Happy Opening Night!  Logan Webb and the Giants will host Max Fried and the Yankees at 7:05pm central tonight on Netflix.  Until then, we've got a subscriber mailbag that gets into the Braves' series of core player extensions, which teams have the most concerning injury issues, outlooks for the Rangers and Pirates, and much more.

Matthew asks:

As a Mets fan, several years ago all I heard was how the Braves had built the foundation of their next dynasty by convincing multiple players to sign seemingly below-market deals. Acuña, Albies, Murphy, Riley, Olson, Harris, and probably several others I'm forgetting.

Obviously the team was besieged by injuries when they missed the playoffs last year, but looking back now, how are those contracts holding up? Albies and Riley have regressed, Harris was a tale of two halves last year, Acuña is coming off two serious knee injuries, and Murphy's banner year looks like an outlier.

Giving Acuña a pass because injuries are unpredictable (and he's still an MVP candidate when healthy), are there any of these contracts that you think AA would like a do-over on? Or, since they were seen as being below-market rates, are they still showing positive value?

Alex Anthopoulos has sat atop the Braves' front office for more than eight years now.  He's done a whopping 21 extensions in that time.

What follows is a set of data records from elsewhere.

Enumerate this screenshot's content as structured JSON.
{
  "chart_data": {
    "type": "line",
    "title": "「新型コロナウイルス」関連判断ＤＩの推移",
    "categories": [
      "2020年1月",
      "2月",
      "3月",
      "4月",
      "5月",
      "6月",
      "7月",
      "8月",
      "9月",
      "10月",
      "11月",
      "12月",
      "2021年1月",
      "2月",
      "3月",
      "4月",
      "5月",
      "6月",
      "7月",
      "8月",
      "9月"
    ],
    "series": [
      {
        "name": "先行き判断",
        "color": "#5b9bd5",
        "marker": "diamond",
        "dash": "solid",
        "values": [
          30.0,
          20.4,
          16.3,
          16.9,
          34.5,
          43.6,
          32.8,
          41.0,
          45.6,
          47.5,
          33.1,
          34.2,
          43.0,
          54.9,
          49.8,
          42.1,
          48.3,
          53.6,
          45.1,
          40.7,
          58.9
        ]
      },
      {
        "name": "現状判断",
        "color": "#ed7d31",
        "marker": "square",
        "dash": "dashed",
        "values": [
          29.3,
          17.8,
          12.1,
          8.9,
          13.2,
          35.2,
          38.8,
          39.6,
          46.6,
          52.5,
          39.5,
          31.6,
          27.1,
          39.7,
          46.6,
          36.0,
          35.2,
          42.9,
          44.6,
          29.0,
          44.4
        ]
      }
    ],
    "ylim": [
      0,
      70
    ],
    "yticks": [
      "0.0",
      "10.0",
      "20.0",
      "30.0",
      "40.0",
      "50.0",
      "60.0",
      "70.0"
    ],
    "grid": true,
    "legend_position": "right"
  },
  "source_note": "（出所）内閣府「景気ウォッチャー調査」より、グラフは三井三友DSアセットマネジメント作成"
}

The biggest extension went to Austin Riley, who signed for $212MM over ten years.  Had the Braves not done this deal, Riley would've been a free agent this past offseason, theoretically coming off a couple of injury-related down years.  But he'd still be a 29-year-old with a three-year, 16.1 WAR run on his resume, so he probably would've signed a high-AAV opt-out deal.  As it stands, the Braves probably paid a bit above market value for Riley's arbitration years.  That's not a big issue, but from this point forward it's as if they signed him to a seven-year, $154MM free agent deal with an eighth-year club option.  That's not really the type of deal Riley would've signed this past offseason, but the $22MM AAV is low enough where there's room for profit if he bounces back in the next couple years.